Without guile Patrick said, “I’m after knowing if you’re an angel who knelt by the stairs while I slept?”
This seemed to make her nervous for, as it turned out, her name was Angie. Some friends mocking her when she became pregnant and deserted by her young lover had called her Angel Arse. Rejected by her good Catholic family for being an unmarried mother she had been sleeping wherever she could find an open door. That was how Patrick came to offer her shelter in his small home in Bantry.
Rumour spread through the little town that Patrick only took her in so he could roast her tender little lamb-chops on his spit. Or at least that’s the way the chef at Villiers restaurant put it. Other people said it was disgusting that a man of his age should take-up with a young girl like that. But such people didn’t know about Patrick’s vision. They hadn’t seen Angie looking like a young holy fawn sheltering her baby, with shining hair and body like a sweet goddess.
There was some confusion in the town though. Terraced houses in a small town are never very private. And what’s wrong with being interested in your neighbours after all?
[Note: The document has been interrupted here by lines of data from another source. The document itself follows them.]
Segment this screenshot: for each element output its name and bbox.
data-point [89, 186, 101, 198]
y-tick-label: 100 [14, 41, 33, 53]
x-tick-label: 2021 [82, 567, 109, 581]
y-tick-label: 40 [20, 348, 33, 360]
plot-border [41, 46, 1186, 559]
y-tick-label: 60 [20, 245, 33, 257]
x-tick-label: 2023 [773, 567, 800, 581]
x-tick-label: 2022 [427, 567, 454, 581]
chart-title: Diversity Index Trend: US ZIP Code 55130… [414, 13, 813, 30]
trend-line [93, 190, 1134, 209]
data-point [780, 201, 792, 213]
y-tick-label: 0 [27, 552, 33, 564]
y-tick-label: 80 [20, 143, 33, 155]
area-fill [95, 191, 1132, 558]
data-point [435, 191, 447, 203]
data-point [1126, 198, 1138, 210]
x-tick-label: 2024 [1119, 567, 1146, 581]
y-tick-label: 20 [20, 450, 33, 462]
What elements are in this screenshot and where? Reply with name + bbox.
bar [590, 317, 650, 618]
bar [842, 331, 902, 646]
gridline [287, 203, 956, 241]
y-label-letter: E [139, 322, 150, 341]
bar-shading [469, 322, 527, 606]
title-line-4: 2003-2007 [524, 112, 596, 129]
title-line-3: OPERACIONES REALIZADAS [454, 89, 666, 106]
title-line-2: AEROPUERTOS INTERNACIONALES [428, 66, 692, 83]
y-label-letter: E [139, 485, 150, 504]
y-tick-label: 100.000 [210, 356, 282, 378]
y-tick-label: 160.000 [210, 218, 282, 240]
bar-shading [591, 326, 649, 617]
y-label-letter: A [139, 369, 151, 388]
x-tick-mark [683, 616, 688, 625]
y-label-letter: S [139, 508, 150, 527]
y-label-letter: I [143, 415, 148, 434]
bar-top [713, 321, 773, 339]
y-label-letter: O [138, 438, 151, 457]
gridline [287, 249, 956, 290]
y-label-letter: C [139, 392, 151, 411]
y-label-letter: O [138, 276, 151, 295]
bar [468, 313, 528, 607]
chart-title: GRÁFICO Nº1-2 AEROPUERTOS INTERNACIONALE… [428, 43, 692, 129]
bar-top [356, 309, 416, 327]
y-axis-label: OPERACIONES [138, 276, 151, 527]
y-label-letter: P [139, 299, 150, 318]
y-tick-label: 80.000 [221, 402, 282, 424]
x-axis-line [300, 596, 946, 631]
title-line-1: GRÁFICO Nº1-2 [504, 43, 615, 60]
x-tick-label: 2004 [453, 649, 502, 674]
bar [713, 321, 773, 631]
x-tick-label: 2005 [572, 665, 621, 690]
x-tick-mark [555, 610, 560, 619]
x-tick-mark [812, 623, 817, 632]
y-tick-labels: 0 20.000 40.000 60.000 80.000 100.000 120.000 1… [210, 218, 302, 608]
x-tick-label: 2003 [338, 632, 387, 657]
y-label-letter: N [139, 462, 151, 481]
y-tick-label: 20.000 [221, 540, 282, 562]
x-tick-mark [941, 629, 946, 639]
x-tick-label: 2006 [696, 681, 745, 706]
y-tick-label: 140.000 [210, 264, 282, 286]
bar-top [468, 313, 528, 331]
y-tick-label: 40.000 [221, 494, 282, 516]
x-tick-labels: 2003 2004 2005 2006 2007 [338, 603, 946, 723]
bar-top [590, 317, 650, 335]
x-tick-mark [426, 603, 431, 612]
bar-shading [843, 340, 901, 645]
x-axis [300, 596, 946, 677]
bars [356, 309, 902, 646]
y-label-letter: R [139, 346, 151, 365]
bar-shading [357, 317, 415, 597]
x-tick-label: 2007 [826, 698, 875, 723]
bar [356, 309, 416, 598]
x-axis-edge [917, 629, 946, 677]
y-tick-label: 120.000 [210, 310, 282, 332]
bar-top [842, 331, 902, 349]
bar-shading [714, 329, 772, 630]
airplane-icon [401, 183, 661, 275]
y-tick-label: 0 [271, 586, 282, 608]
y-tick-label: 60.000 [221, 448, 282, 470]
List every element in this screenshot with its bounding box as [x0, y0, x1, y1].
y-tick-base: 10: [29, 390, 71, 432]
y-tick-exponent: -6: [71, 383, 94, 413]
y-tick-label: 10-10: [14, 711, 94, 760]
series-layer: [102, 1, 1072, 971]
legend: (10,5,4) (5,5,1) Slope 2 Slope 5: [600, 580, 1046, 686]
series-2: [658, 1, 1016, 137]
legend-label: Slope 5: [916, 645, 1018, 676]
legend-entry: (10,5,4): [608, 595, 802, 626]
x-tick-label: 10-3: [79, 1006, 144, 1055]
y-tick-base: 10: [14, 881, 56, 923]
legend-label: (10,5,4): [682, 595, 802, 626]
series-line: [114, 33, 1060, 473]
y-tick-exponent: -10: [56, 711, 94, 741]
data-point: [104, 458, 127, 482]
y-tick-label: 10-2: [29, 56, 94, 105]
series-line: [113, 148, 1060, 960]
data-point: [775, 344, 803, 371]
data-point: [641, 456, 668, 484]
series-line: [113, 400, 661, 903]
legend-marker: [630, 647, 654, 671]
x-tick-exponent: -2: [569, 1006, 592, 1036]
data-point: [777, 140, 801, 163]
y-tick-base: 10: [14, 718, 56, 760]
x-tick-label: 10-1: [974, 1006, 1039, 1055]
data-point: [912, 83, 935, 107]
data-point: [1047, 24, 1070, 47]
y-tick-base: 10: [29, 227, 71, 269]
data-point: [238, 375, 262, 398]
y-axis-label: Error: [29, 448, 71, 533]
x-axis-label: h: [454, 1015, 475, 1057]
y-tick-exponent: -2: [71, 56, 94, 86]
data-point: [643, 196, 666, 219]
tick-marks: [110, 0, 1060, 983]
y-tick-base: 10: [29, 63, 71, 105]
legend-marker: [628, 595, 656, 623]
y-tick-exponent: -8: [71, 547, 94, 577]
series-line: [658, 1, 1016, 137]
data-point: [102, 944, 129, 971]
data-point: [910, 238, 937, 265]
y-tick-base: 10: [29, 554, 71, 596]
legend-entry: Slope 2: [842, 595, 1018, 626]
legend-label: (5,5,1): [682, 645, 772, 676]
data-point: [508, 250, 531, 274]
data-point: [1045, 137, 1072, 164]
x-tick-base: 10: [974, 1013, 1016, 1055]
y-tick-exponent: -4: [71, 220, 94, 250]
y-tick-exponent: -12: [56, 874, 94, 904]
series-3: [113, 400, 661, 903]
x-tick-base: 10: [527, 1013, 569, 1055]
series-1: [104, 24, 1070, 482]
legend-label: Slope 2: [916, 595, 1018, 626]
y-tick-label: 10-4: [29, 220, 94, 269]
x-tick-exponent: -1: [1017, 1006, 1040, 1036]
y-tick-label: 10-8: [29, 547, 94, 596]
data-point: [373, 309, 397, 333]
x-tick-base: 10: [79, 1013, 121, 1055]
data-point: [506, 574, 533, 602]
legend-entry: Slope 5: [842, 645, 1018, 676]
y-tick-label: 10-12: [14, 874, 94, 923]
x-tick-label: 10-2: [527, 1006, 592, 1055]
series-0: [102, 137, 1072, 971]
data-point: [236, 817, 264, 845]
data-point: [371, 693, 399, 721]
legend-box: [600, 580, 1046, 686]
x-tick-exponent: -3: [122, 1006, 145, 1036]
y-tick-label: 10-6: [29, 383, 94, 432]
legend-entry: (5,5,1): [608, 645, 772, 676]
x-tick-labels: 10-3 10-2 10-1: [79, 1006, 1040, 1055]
So on occasion Patrick’s voice had been heard crying out in a wonderful vibrant and full way, “Oh God! Oh God!” And Angie’s voice had been in there too in a weeping laughing way calling, “Oh Jesus Patrick. Oh Jesus!” So there was uncertainty about whether the sweet lamb chops were on the spit, or whether the passion was religious.
Whatever may have been the case, the gulf of differences that separated Angie and Patrick were certainly bridged in some way. And after all, they both loved the baby.